The Third Step - Select the expenses you expect to pay during the projection period.
You now need to select the cash disbursements that are not included in Accounts Payable; this will probably include expenses such as payroll, payroll taxes, sales taxes, cash disbursements, owners’ draws, and loan payments. You can determine the frequency of any of these, such as weekly, bi-weekly, monthly, semi-annual, or annual, as well as one-time expenditures.
The Fourth Step - Review (and adjust) amounts and payable dates for your upcoming Bills.
Review the Accounts Payable estimate for money that will be spent based on the due dates of the individual bills. You should always enter all bills to be considered prior to beginning a cash flow projection; any bills entered after you have begun a projection will NOT be included in your projection.
It is possible to adjust the payment date based on your best guess of when funds will need to be available or when you will actually pay the bills. It is also possible to enter an adjustment as needed for weekly expenditures.
The Firth Step – Finish and Review the resulting cash projections.

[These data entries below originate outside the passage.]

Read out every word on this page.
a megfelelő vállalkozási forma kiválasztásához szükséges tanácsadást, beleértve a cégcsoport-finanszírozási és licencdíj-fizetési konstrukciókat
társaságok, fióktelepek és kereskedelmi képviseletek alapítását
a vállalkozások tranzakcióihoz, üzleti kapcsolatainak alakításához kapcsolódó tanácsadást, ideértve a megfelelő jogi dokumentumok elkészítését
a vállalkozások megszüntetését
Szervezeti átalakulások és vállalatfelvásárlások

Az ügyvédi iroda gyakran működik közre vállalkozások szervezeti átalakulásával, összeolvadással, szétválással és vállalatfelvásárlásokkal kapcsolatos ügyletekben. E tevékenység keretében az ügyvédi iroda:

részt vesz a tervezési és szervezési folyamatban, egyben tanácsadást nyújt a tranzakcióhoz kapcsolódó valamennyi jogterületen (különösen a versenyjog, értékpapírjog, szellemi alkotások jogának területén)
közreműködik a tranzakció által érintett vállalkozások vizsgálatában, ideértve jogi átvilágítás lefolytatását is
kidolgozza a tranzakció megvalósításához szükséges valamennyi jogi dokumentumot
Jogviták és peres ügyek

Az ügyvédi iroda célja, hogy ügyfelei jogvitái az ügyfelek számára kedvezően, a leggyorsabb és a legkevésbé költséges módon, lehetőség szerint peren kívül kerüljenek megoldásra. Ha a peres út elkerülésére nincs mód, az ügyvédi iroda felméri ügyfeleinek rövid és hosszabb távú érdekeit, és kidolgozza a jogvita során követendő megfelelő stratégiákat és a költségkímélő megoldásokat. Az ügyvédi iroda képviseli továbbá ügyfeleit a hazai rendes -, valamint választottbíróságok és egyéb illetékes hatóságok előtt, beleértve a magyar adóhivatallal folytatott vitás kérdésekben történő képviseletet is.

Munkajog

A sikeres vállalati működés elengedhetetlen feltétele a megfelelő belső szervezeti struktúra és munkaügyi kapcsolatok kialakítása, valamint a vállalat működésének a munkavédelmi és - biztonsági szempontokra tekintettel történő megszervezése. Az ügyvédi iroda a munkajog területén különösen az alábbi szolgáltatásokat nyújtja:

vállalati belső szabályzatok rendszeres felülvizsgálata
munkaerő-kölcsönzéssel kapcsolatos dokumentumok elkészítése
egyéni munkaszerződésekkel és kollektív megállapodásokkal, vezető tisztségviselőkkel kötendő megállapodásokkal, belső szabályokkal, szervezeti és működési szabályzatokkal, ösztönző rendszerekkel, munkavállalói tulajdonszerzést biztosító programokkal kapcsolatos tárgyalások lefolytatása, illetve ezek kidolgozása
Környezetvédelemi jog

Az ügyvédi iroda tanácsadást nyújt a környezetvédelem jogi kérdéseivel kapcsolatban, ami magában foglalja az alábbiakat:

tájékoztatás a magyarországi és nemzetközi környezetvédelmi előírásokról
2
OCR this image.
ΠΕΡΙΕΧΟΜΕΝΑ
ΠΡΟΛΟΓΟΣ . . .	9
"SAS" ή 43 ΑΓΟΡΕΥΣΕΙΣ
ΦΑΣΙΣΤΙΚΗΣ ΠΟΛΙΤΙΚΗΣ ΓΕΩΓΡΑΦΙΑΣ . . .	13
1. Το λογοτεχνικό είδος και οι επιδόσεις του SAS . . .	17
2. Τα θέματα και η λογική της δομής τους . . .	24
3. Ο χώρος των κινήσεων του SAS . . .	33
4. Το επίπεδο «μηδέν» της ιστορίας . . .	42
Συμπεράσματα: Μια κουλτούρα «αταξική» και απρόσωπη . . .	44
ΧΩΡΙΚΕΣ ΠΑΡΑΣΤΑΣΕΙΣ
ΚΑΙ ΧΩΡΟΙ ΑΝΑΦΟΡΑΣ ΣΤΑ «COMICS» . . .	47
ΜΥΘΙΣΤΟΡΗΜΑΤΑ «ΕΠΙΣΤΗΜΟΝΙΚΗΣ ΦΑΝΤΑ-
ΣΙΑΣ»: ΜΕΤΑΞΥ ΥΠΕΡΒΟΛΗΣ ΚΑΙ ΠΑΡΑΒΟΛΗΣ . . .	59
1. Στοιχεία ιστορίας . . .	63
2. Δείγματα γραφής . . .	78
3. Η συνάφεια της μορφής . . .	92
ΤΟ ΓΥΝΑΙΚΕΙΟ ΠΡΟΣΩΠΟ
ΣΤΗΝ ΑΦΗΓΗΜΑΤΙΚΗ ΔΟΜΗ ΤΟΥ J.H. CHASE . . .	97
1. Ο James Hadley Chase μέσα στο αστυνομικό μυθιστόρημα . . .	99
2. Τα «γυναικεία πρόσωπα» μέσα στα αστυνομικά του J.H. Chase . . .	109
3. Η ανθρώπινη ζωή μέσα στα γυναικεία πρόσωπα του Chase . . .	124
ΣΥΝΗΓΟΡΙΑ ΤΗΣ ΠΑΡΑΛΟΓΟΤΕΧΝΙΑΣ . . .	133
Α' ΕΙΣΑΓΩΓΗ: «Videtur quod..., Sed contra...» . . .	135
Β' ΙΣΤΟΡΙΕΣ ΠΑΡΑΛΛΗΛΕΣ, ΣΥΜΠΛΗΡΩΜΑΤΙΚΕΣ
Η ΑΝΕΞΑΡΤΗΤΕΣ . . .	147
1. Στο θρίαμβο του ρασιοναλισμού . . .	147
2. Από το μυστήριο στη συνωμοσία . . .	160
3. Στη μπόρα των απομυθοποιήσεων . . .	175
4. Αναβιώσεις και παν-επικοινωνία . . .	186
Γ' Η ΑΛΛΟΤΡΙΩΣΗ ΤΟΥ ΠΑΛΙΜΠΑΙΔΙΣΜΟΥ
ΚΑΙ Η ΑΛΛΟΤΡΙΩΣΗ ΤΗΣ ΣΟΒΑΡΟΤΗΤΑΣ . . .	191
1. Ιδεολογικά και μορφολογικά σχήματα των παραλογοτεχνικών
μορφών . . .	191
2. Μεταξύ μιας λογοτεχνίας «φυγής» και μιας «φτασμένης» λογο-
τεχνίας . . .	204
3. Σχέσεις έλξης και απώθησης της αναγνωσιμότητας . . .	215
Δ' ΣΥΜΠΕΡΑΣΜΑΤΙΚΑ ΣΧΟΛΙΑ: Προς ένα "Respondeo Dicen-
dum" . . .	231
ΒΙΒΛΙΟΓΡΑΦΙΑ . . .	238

Once the cash inflows and outflows have been entered, and you have reviewed (and adjusted) them, you can complete the cash flow projection by clicking on the ‘finish projection button’. Your cash flow projection will appear, it is possible to print this report or to save it as a PDF. If you are unhappy with the results, you can simply close the report and return to the input screens to start over, altering your data along the way, either to further refine the quality of the projection, or to produce ‘what if’ scenarios.
In Summary
The QuickBooks Cash Flow Projector is one tool for the analysis of your business and one of the fundamental measures of success, 'cash-flow'. While this tool may not be the most sophisticated forecasting option available, it is a valuable asset that is 'included' inside QuickBooks even if a lot of users are not even aware that it is there.